Framing Bodies
May 30 – August 30, 2015
May 30 – August 30, 2015
Since the middle of the 19th century photography has been a tool for defining and controlling subjects, but also for confirming and visualising otherwise overlooked places and people. This is manifested in Framing Bodies – a selection of works from the Hasselblad Foundation collection. The exhibition features various photographic framings of the body in relation to four themes: surveillance, breaking norms, labour conditions and colonialism oppression.
The earliest photographs in the exhibition – Berg & Høeg’s private and playful portraits – are from the late 1800s. However, the majority of the works are from the last 60 years, with Annica Karlsson Rixon’s images from a Russian queer community and Annika von Hausswolff’s still lifes with gold teeth from 2013 as the most recent acquisitions. The 15 artists in the exhibition highlight otherwise untold fates and circumstances. They offer alternatives to established views on the world, but they also remind us of photography’s normative and controlling power, which is still exercised today.
Framing Bodies is the second in a series of thematic exhibitions with works from the Hasselblad Foundation collection.

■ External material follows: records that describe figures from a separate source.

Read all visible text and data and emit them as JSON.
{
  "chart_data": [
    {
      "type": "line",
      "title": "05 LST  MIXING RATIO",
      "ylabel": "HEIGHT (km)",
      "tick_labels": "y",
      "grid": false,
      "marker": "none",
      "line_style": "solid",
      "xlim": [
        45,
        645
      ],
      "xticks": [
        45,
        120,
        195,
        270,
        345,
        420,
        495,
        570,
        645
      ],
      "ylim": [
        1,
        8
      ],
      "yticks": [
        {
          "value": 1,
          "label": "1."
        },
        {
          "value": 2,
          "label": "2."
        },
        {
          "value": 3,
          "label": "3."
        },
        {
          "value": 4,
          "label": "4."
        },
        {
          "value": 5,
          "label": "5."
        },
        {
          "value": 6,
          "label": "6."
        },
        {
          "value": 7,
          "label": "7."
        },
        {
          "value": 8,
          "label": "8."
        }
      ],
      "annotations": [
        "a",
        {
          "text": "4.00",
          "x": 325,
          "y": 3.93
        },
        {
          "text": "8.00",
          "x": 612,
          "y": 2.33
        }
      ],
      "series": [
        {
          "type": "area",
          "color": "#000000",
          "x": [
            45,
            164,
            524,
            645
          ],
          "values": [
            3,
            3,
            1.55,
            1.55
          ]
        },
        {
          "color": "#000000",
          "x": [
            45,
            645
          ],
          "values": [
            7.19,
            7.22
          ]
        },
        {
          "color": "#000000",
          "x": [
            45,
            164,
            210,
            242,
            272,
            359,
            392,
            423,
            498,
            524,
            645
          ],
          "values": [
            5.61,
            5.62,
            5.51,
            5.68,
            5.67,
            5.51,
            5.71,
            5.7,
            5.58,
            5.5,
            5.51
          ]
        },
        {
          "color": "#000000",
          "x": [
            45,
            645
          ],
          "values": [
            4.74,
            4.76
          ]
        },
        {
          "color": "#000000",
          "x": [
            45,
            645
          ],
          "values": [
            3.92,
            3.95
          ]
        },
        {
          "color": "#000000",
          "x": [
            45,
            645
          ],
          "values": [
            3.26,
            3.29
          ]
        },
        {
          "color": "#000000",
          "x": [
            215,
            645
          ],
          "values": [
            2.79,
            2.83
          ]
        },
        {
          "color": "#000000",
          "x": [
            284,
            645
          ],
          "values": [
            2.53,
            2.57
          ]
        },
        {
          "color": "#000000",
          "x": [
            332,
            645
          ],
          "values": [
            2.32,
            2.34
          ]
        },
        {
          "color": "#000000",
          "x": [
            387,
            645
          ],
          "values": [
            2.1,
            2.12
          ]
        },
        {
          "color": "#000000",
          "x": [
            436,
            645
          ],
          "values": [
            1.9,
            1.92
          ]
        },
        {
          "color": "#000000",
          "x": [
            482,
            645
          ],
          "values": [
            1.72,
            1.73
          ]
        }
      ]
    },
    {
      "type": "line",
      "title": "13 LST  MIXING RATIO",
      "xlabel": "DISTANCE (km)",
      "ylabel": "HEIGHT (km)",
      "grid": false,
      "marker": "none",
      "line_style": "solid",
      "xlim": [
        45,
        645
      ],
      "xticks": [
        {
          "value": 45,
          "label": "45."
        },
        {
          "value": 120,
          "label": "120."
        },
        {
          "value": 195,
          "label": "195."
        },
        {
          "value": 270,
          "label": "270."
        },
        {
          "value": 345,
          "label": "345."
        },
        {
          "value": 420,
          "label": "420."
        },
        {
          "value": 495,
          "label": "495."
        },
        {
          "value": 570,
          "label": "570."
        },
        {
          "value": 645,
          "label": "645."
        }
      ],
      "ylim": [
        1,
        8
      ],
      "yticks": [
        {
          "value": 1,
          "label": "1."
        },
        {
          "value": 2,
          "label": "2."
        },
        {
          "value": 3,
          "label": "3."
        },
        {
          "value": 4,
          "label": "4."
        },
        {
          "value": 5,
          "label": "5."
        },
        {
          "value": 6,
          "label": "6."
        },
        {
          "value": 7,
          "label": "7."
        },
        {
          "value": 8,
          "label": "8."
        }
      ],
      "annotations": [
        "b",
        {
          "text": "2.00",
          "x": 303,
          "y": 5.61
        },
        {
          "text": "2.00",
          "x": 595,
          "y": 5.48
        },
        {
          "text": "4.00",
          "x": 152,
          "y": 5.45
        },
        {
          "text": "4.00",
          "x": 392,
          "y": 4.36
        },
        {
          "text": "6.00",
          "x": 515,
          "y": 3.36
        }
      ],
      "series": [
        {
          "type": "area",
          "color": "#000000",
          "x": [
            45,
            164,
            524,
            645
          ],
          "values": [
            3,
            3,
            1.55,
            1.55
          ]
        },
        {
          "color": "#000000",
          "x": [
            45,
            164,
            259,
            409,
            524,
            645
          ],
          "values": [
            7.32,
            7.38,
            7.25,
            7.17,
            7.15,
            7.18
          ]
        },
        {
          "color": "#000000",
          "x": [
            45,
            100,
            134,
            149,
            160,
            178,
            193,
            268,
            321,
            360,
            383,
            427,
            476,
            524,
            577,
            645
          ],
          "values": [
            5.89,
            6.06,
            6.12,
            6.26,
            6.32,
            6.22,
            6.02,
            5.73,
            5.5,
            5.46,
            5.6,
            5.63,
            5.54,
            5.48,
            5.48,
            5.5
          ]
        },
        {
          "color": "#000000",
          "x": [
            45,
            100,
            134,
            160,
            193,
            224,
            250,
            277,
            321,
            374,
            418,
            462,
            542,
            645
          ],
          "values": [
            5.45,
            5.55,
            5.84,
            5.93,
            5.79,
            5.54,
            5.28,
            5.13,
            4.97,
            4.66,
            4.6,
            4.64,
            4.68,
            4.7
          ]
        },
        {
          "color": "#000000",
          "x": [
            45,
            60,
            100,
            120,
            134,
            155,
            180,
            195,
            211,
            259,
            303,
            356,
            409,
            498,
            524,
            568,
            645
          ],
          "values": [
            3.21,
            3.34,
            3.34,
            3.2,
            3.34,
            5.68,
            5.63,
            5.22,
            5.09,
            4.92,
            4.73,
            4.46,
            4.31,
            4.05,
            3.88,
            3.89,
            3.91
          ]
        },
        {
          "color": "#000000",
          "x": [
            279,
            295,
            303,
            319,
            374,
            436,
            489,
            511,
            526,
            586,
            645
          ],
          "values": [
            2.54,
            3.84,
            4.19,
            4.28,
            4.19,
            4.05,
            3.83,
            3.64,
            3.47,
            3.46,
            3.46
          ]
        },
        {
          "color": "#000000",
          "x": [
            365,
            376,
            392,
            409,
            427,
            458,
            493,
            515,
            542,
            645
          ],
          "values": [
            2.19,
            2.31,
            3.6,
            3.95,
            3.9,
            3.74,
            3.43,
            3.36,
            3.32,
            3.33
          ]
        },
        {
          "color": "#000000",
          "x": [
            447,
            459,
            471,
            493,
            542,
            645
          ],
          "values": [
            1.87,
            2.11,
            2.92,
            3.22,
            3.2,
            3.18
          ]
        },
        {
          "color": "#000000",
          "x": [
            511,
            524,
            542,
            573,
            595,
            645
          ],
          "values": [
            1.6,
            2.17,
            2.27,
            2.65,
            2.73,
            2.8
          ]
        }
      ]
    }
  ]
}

The first exhibition Still Life Work Life was shown in 2013.
Framing Bodies presents works by:
Bolette Berg & Marie Høeg, Ernest Cole, Ann Christine Eek, Walker Evans, Bruce Gilden, Nan Goldin, Annika von Hausswolff, Annica Karlsson Rixon, Kent Klich, Adriana Lestido, Ulf Lundin, Santiago Mostyn, Jorma Puranen, Ann-Sofi Sidén and Christer Strömholm.
Curators: Dragana Vujanovic and Louise Wolthers, Hasselblad Foundation.
The book Framing Bodies is published in relation to the exhibition, by Art & Theory Publishing.